SAN ANTONIO FIGHTING BACK’S MANAGEMENT BOARD OF DIRECTORS

Daily Point of Light # 1603 Mar 27, 2000

The mission of San Antonio Fighting Back’s (SAFB) Management Board of Directors has been to help create a supportive network of volunteers, neighborhoods and service providers working together collaboratively to change the quality of life for children and families through volunteer power.

Individually they had already accomplished much. One played football in two Super Bowls, but is more proud of his work with youth. Another launched the first bilingual support group for HIV-infected women and helps pediatric AIDS patients, while another works with law enforcement agencies to rid neighborhoods of crime and drugs. Together, the 15-member, all-volunteer group, share a vision of a crime and drug-free community and are working towards that end.

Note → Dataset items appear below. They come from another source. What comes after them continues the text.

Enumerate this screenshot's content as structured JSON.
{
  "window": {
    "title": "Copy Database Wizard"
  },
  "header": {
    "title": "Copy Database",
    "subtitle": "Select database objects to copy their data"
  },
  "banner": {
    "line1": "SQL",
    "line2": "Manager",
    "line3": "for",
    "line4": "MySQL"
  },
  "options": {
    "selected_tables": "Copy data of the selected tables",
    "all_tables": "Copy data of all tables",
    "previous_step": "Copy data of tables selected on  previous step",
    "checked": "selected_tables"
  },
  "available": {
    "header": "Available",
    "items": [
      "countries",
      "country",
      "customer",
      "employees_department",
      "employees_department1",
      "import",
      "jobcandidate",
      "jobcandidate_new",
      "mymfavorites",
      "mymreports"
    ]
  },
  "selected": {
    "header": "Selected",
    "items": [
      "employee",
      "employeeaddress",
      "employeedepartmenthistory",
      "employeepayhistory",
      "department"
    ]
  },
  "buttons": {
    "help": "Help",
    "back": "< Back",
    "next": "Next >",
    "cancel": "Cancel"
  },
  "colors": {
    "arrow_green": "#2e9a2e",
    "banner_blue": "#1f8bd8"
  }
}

Throughout its five-year history, this nonprofit comprehensive substance abuse, crime and violence prevition, and community improvement and development program of the United Way of San Antonio and Bexar County has enjoyed much success. In the past year alone, they have helped lead the effort in the creation of a Management Information System (MIS) provider-linked system. Unprecedented in Bexar County, this system connects substance abuse prevention, intervention and treatment providers and allows them to share information and eliminate the duplication of services.

They have also led the way for programs that helped create a significant drop in drug-related crime with the SAFB target area. Through the successful efforts of neighborhood mobilization endeavors and substance abuse prevention and intervention program, crime in the target area has dropped a reported 10.3 percent.

Together, they have formed the necessary collaborations needed to maintain the viability of the agency. Collaborations have been created with state and federal agencies, private sector businesses, and community groups. They have hashed out long-term goals and strategic plans to maintain the vision and promise they made when they came together for the first time — the promise of increasing the capacity of communities to solve their own problems and become self-sufficient.

The greatest accomplishment of SAFB’s Management Board of Directors has been to help create a supportive network of volunteers, neighborhoods, and service providers. Since its inception in 1992, SAFB has generated nationally recognized program and more than 1,384 public events. More than 1.6 million individuals have volunteered in one or more of SAFB’s programs in the past five years.